Pas na de Tweede Wereldoorlog kwam het fenomeen ‘verzorgingstehuizen’ op; grote woningcomplexen voor ouderen die zorg nodig hadden. Tot voor de oorlog, al vanaf de late middeleeuwen, werden ouderen vooral opgenomen in kleinschalige, door particulieren of religieuze genootschappen geïnitieerde gasthuizen. Zo ook, vanaf 1929, in het gasthuis van de Ter Schouw van Sanenstichting aan de Moesstraat in de Oranjewijk en het Noorderplantsoen.
De stichting liet er een gasthuis bouwen ‘bevattende acht kamers voor ouden van dagen en een regentenkamer’. Volledig in de traditie van gasthuizen kreeg het gebouw een gedenksteen met daarop de naam van de opdrachtgever vermeld. Het gasthuis kent geen geheimen, want tevens wordt er met een kleine ingemetselde steen op de rechterhoek onthuld wie de architect is.
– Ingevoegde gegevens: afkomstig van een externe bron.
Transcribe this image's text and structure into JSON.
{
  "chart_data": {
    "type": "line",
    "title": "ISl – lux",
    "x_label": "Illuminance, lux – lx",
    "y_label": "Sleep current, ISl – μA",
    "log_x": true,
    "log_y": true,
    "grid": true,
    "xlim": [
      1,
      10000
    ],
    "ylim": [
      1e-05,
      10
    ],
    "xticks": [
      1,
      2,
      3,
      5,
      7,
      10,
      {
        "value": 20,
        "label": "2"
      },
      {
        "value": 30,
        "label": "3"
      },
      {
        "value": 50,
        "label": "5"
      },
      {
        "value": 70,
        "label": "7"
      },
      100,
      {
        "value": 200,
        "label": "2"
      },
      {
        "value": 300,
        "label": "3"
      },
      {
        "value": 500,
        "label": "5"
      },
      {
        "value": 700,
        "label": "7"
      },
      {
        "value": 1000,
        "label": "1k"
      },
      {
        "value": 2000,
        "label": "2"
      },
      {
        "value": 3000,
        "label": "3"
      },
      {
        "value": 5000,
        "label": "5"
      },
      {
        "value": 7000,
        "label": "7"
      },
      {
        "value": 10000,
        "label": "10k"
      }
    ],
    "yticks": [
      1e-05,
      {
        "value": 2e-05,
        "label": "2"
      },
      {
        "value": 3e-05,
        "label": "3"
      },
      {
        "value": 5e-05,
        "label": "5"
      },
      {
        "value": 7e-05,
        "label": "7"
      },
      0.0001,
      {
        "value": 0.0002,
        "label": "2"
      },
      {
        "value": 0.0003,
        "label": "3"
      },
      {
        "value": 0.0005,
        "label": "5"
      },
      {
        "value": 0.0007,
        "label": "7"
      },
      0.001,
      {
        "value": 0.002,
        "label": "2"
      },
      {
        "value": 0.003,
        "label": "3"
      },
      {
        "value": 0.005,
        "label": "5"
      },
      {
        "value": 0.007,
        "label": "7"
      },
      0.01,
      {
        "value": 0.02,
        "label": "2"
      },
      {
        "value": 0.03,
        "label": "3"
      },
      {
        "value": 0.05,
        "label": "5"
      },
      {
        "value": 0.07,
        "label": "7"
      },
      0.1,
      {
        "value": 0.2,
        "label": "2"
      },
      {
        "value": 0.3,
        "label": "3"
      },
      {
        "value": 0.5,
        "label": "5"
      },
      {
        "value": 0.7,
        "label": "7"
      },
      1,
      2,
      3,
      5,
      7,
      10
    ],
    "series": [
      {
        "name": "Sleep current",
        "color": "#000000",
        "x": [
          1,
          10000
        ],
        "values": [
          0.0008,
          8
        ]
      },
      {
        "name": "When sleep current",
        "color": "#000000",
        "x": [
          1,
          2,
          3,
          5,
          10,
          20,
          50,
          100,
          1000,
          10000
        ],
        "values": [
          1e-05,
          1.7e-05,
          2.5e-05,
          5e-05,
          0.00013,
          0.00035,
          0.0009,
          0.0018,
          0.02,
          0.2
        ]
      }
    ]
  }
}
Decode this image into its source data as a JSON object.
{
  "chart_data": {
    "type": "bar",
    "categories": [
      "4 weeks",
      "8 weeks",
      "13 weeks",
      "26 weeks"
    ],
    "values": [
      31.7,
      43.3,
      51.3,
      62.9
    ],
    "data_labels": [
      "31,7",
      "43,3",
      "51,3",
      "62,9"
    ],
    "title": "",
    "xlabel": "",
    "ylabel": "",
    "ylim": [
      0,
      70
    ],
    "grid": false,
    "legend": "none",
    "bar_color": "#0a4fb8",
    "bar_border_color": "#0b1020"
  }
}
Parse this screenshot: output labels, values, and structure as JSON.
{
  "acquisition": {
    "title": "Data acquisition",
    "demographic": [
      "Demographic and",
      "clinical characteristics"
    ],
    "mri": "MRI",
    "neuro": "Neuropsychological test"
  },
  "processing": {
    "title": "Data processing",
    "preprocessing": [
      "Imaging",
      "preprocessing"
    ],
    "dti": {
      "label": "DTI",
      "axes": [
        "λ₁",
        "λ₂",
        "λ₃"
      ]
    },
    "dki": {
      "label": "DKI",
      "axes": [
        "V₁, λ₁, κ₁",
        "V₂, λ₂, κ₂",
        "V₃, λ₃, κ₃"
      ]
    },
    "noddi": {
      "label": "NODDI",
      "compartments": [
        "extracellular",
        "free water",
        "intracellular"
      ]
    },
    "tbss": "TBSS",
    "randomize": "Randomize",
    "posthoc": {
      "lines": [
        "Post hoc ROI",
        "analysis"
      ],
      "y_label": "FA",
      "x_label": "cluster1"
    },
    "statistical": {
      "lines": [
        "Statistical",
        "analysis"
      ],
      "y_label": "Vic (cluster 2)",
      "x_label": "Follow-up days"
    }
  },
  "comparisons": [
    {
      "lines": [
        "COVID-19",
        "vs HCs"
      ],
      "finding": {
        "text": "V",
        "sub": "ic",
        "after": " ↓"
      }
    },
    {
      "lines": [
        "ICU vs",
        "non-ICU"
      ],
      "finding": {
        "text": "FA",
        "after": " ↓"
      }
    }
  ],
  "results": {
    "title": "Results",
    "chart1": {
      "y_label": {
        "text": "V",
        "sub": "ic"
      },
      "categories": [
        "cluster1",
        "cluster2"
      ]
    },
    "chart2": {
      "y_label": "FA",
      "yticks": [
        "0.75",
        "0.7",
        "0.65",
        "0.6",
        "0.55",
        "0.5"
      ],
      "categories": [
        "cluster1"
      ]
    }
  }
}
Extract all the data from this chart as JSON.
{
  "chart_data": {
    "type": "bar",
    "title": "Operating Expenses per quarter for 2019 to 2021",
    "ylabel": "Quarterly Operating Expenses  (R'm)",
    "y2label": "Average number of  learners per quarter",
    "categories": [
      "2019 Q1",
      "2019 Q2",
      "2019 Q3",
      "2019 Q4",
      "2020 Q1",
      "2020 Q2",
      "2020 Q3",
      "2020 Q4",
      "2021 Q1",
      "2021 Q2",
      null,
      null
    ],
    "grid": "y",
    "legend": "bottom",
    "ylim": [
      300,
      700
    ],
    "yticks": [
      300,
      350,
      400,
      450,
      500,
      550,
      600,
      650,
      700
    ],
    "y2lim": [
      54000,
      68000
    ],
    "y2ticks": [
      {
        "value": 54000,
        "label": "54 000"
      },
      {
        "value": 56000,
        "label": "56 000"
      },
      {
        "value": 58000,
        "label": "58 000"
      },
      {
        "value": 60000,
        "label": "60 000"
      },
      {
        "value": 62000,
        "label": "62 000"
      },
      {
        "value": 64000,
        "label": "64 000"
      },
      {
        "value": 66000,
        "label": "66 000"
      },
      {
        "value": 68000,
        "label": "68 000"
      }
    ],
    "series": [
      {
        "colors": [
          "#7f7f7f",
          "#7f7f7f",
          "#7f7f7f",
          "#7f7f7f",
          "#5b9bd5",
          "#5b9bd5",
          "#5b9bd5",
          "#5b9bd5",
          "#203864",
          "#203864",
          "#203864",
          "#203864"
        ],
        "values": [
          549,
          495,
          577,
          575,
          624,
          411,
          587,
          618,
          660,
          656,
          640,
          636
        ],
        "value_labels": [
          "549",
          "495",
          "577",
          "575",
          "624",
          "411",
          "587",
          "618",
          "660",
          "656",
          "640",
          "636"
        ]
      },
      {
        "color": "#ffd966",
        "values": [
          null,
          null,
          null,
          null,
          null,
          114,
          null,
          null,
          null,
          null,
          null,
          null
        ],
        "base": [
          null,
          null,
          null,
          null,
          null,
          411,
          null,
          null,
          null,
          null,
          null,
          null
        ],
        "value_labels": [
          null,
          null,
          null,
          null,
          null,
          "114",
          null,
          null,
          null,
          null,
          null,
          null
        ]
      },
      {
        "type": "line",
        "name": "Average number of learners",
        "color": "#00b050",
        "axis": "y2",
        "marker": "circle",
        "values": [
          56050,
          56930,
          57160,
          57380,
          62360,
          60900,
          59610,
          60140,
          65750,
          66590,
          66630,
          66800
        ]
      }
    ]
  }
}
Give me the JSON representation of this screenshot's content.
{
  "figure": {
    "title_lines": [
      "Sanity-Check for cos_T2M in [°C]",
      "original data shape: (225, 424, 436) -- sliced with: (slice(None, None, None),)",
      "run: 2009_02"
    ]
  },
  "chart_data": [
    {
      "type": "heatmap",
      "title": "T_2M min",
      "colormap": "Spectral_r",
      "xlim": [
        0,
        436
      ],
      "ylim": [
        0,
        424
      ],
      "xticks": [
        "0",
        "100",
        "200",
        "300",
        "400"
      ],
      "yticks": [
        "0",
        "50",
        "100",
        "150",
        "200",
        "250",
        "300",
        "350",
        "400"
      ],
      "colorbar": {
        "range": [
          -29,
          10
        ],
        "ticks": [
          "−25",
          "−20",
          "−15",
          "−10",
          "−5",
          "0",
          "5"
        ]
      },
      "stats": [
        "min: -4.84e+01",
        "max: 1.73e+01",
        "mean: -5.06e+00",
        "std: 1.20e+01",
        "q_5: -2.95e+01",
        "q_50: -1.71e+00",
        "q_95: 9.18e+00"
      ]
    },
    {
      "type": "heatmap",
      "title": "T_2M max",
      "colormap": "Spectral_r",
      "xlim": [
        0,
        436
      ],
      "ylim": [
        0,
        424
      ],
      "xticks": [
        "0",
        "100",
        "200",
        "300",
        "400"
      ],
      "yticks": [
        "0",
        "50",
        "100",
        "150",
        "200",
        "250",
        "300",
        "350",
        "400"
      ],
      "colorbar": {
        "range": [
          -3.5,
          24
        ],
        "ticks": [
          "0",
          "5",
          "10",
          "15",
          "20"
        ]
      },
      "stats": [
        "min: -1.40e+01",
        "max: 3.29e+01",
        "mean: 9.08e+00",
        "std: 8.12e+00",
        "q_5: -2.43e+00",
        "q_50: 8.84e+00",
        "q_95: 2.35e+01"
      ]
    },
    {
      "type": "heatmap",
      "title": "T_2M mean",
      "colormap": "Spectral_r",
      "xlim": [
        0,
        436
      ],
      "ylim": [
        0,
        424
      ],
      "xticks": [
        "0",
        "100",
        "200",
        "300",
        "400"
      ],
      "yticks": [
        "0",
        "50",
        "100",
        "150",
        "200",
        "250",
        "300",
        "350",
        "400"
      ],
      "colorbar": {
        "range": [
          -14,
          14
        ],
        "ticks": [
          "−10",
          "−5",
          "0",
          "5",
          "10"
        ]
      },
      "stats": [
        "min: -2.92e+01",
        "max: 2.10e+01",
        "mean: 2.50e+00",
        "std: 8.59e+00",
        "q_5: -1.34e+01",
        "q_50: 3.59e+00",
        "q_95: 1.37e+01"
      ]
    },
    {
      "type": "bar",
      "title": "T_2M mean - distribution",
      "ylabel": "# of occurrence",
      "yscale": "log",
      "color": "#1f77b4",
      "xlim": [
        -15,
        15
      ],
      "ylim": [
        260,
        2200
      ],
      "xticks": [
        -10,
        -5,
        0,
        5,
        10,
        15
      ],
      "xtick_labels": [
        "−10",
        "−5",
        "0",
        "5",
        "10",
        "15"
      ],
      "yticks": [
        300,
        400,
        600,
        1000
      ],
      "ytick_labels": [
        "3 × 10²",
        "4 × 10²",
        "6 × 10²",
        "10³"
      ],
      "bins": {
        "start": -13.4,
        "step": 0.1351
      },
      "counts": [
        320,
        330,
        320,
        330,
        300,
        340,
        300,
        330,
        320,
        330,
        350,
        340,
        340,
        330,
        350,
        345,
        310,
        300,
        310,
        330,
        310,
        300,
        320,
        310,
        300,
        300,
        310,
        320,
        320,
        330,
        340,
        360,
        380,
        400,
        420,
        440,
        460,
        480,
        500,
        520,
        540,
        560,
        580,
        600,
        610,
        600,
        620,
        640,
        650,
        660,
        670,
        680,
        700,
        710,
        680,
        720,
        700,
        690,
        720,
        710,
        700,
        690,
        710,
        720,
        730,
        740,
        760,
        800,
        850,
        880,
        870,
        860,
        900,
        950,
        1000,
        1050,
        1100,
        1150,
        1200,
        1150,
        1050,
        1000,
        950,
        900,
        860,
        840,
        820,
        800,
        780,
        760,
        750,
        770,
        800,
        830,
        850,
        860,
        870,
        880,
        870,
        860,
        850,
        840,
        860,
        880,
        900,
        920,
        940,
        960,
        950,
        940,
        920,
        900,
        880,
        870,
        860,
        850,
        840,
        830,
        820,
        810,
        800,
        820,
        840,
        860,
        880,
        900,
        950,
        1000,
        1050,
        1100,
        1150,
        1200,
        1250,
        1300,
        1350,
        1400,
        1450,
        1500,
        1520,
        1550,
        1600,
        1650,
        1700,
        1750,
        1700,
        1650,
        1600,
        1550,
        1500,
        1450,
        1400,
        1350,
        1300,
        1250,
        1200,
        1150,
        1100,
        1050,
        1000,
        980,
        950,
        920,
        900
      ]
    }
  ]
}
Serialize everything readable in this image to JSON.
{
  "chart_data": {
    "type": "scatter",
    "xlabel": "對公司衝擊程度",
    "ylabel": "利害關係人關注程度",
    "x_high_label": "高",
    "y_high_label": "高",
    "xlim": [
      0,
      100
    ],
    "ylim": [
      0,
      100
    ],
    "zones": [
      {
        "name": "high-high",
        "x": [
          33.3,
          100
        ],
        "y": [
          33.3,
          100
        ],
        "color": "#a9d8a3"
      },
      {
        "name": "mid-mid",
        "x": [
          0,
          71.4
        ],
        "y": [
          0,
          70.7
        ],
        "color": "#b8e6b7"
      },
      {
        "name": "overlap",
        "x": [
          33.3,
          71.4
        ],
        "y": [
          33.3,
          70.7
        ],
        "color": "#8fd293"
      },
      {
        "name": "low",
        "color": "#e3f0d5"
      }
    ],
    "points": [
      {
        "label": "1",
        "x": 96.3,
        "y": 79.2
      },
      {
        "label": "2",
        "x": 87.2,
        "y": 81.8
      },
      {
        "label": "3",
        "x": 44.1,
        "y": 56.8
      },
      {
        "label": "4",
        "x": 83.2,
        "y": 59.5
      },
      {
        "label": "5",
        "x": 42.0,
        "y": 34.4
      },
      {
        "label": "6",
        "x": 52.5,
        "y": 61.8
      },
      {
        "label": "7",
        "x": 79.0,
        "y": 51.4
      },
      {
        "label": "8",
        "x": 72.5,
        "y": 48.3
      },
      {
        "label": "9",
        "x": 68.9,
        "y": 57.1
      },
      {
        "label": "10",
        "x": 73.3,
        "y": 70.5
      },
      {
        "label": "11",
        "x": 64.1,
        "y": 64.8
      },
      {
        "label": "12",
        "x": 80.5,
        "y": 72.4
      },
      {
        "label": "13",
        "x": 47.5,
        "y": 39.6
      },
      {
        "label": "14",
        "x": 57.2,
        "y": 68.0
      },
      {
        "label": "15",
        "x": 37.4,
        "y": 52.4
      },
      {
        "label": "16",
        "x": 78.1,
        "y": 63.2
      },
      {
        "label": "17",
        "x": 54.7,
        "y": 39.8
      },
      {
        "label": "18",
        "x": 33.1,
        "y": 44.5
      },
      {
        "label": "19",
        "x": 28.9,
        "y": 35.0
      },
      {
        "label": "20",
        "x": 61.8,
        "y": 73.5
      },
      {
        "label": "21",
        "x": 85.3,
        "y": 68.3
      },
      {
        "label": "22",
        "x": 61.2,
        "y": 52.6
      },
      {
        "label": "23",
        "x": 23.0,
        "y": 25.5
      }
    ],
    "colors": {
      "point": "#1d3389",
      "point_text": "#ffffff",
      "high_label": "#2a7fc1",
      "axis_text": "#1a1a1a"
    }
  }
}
Net als een schilderij draagt het gebouw de signatuur van haar schepper. In 2002 besloot toenmalige Woonstichting In (nu Lefier Stad Groningen) samen met Oving Architekten het pand te renoveren, intern te verbouwen en uit te breiden. In 2007 werd alles opgeleverd.
De gevel is volledig in zijn oude staat teruggebracht en springt in het oog door het donkergeel geverfde houtwerk. Prachtige glas-in-loodramen en subtiele tandlijsten sieren ramen en deur. Een hoog zadeldak met twee schoorstenen herinneren aan de klassieke daken van herenhuizen. Op het binnenterrein aan de achterzijde, te bereiken via de Kalverstraat of Tuinbouwstraat, is de nieuwbouw middels een betonglazen trappenhuis als het ware tegen de achtergevel aangeplakt.
Het voormalige gasthuis heeft haar functie niet verloren, maar wel haar doelgroep gewijzigd: Moesstraat 46 biedt tegenwoordig onderdak en zorg aan hulpbehoevende jongeren.